Yes I'm still counting. It's been 6 weeks nearly since S and I have stopped talking. We were together officially for 2 years and then we did the whole unofficial thing on and off for about 4 years. Don't ask me why I didn't stop it as soon as we officially ended it. It would have saved me a whole lot of hassle and heart ache.
The last lie was also the last straw so I haven't called, text or emailed him. In fact, I think I'm finally getting the closure that I needed.
The only thing is now I'm starting to miss him. He was, for a very long time, my best friend.The first person I would confide in, share with and laugh with. The first phone call in my time of need regardless of the hour, the one with whom I shared all my hopes, dreams and ambitions. I miss having someone to share that with. My imminent birthday will be the first of 8 years that I haven't had him in my life for so that whole nostalgic feeling is making me feel like shit.
I don't hate him. In fact, I feel sorry for him more so than anything else. The fact that he felt the need to lie to me (again) saddens me. And over such a trivial thing too. Especially after I'd made it clear that the best thing for both of us was to move on. It saddens me because it seems as though he wasn't mature enough to deal with it.
What has amazed me the most though, is how nonchalant I feel about it. And I'm impressed with myself because if any had told me I'd be like this at the beginning of the year - I would have disagreed completely; determined with the though that S and I were meant to be!
Time is definitely a healer!
Friday, 22 February 2008
And Still Counting...
Tuesday, 19 February 2008
Total Darkness
I have a crush.
Totally unattainable as I'm so not his type. He wants that typical slim, petite, fair domestic Goddess that has been built up by Asian society to be the epitome of how Asian women should be!
I'm dark - not so much but by Sri Lankan definitions I am.
I am sick and tired of how you have to be fair to be pretty in our society! Why is that? Having more melanin apparently makes you that much more unattractive! Can you imagine how being told on a regular basis (basically at LEAST 4 times a month) that "If only God had blessed you with being fair - then you'd be even more beautiful."? Gee thanks!! Way to boost a girl's confidence! Maybe I should just throw this back at them. Maybe I'm this colour because God wants me to be healthy more than anything else! Have you ever thought about that?!
As a teenager, it used to bother me a great deal. So much so that I hated looking at myself in the mirror. Like maybe I had a very mild form of BDD but as I got older, I saw the nicer things I had to offer - I'm alright looking, being dark should not hinder the fact that I have a nice personality (I'm modest too!), I'm a gooood dancer, I'm smart and a lot of fun to be around! Ok, so maybe clutching at straws but I immersed myself in the life that I wanted, not that what had been dictated to me. I surrounded myself with good friends and one of the reasons I'm confident in my own shell now is due to B, my best friend (more about her later) and S - my ex. It restored my faith in human compassion and kindness - that people can be loved for who they and not for what they look like!
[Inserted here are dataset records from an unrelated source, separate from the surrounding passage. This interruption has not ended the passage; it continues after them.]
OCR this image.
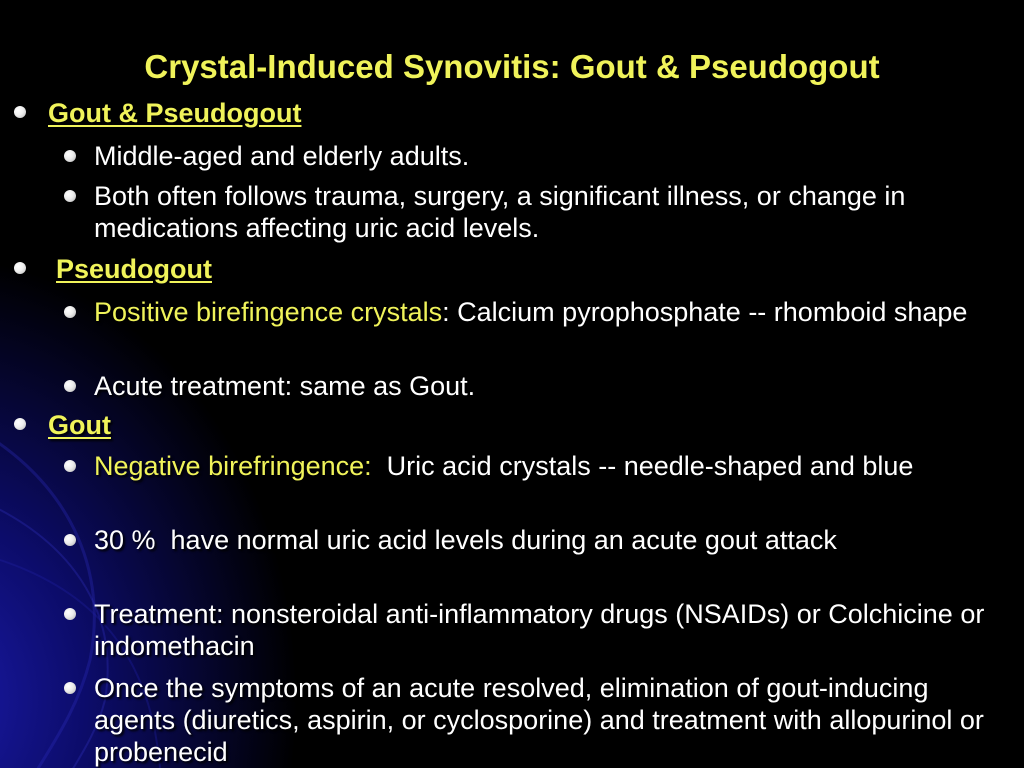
Crystal-Induced Synovitis: Gout & Pseudogout
Gout & Pseudogout
Middle-aged and elderly adults.
Both often follows trauma, surgery, a significant illness, or change in medications affecting uric acid levels.
Pseudogout
Positive birefingence crystals: Calcium pyrophosphate -- rhomboid shape
Acute treatment: same as Gout.
Gout
Negative birefringence:  Uric acid crystals -- needle-shaped and blue
30 %  have normal uric acid levels during an acute gout attack
Treatment: nonsteroidal anti-inflammatory drugs (NSAIDs) or Colchicine or indomethacin
Once the symptoms of an acute resolved, elimination of gout-inducing agents (diuretics, aspirin, or cyclosporine) and treatment with allopurinol or probenecid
What pisses me off even more is I've seen some girls out there who are fair and they're not ugly but they are so plain and similar as the next fair girl but I've seen dark girls who are beautiful and people just can't see it. I guess it takes a "Darkie" to know a fellow beautiful one!
Wednesday, 13 February 2008
Impending Doom!
Tomorrow is St Valentine's day. Totally over hyped and commercial and yet I know I'll still succumb and end up buying a card, sending some over priced roses and generally feeling like shit when I don't receive nothing. Zero. Zilch. Nada.
It's not usually that bad - the last couple of years I've had someone send me a card at least. This year. I'm totally single and I have the biggest crush known and I'm pretty sure I'm passed the age of crushes. Should I tell him is what's been pretty much running through my mind since the weekend. Should I? If so, should I send him a card/flowers/signed/unsigned. I should probably tell him just to get it out of my system but then I'm stuck in that good ol' moral dilemma of whether we'd lose our friendship! What to do? (Rhetorical!)
We've known each other for about 10 months now maybe and we've even been on holiday together (amongst a group of friends!) and we have fun. I don't think physically I'm his type which is fair enough but I'm not a minger! I mean, I can get by so why all this fussing and completely belittling and making fun of me everytime he sees me? Playground tactics? Is the only reason he hasn't pulled my pigtails yet and run off blushing to hide behind the nearest shed due to the fact that I don't wear pigtails?! Maybe I should and see what he does. I think he already knows as well. I don't think I've been too subtle about it!
Oh well, I'll just have to live with it and rack up my phone bill by texting people replies to all their "Happy Valentine's Day" crappy texts!
Friday, 1 February 2008
I'm going to make you love me
I went to see Dancing in the Streets recently. I love the Motown era - my knowledge of it isn't up to much but I can't dispute my love for the songs, the artists and the feeling that they create.
The show was amazing! The crowd were quite reserved for the first 40 minutes or so but then they totally got into the groove - not so much dancing in the streets as to dancing in the aisles!
What's your favourite Motown medley?